I was trying to find fly reel on Ebay a week ago to go on my 7# [?] custom fly rod my dad found at a yard sale in Florida, but came accross a NEW 9 ft LAMIGLAS 4# 1298-4 for $40, no bids and like 20 mins left. I new that the Lamiglas was a fairly high end name and owning a Walleye rod by them. Went to there website, there web price $220. So I bid, and got it for $40. Got it yesterday, its sweet. But now need a 4# reel. All I have ever used for flyfishing is my grand fathers vintage stuff. Thinking of PFLUEGER President/Trion. Any thought on these. Also a wondering about the OKUMAS. Should keep it around $100, but $200 tops  . Any one have something they want to sell? Thoughts/comments?


----------



## Whaler (Nov 16, 2004)

I bought an outfit from cabelas last year . It's their three forks model. It's a nice rod and I've caught a lot of Steelhead on it. One day my buddy and I were comparing rods while fishing the Chagrin.
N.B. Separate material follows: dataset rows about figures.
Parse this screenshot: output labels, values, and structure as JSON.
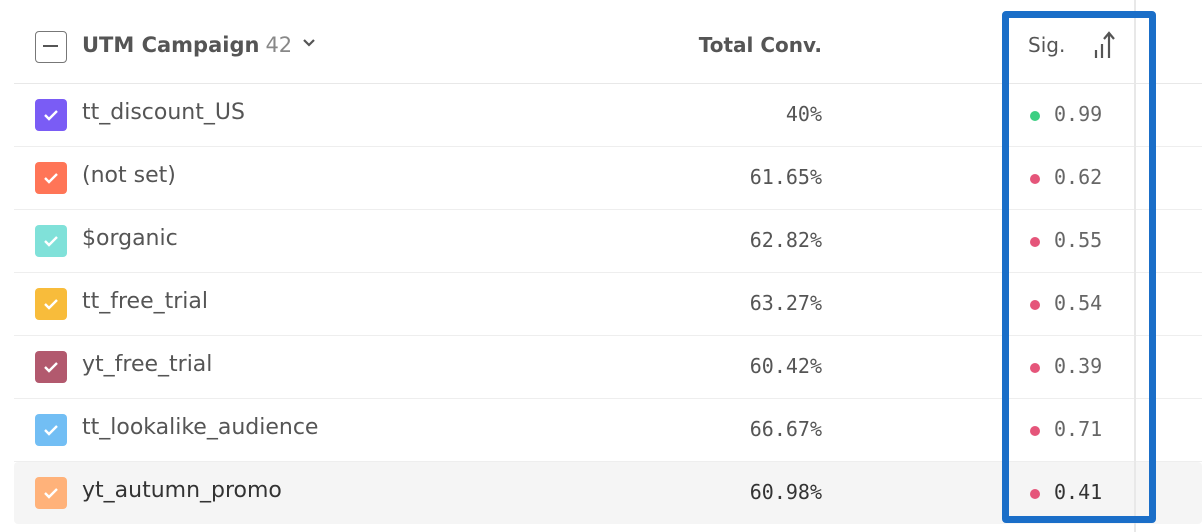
{
  "header": {
    "title": "UTM Campaign",
    "count": "42",
    "conv_label": "Total Conv.",
    "sig_label": "Sig."
  },
  "colors": {
    "highlight": "#1a6ec8",
    "sig_good": "#3ccf82",
    "sig_bad": "#e5557a"
  },
  "rows": [
    {
      "name": "tt_discount_US",
      "conv": "40%",
      "sig": "0.99",
      "color": "#7a5cf5",
      "good": true
    },
    {
      "name": "(not set)",
      "conv": "61.65%",
      "sig": "0.62",
      "color": "#ff7557",
      "good": false
    },
    {
      "name": "$organic",
      "conv": "62.82%",
      "sig": "0.55",
      "color": "#80e1d9",
      "good": false
    },
    {
      "name": "tt_free_trial",
      "conv": "63.27%",
      "sig": "0.54",
      "color": "#f8bc3b",
      "good": false
    },
    {
      "name": "yt_free_trial",
      "conv": "60.42%",
      "sig": "0.39",
      "color": "#b2596e",
      "good": false
    },
    {
      "name": "tt_lookalike_audience",
      "conv": "66.67%",
      "sig": "0.71",
      "color": "#72bef4",
      "good": false
    },
    {
      "name": "yt_autumn_promo",
      "conv": "60.98%",
      "sig": "0.41",
      "color": "#ffb27a",
      "good": false
    }
  ]
}
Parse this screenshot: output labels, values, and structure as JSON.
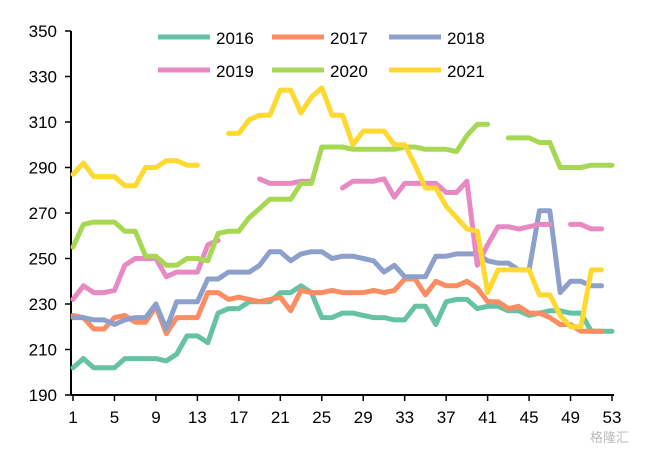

I said where was yours made and he said China. He said where was yours made and Mine was made in Korea. Ah the greatness of Free Trade! LOL


----------



## Hoosier Daddy (Aug 19, 2005)

Check out Ross reels. Durable/simple around $60 bucks at Cabelas


----------



## tmccunn (Mar 21, 2006)

My buddie has an okuma andhe really likes it. He gor it for a descent prince also. I think he paied around $50. I bought a cortland reel this past spring which I love. I got a hell of a deal on it paying only $20. It was on a half off sale at dicks than I went on a day where it was an additional 15% off. You may want to check and see if they are still on sale. I know they were as of three weeks ago. I was also at fin feather and fur a few weeks back and saw they had St. Croix on sale for around $40. If I hadent just bought my cortland I would of defiently bought it.


----------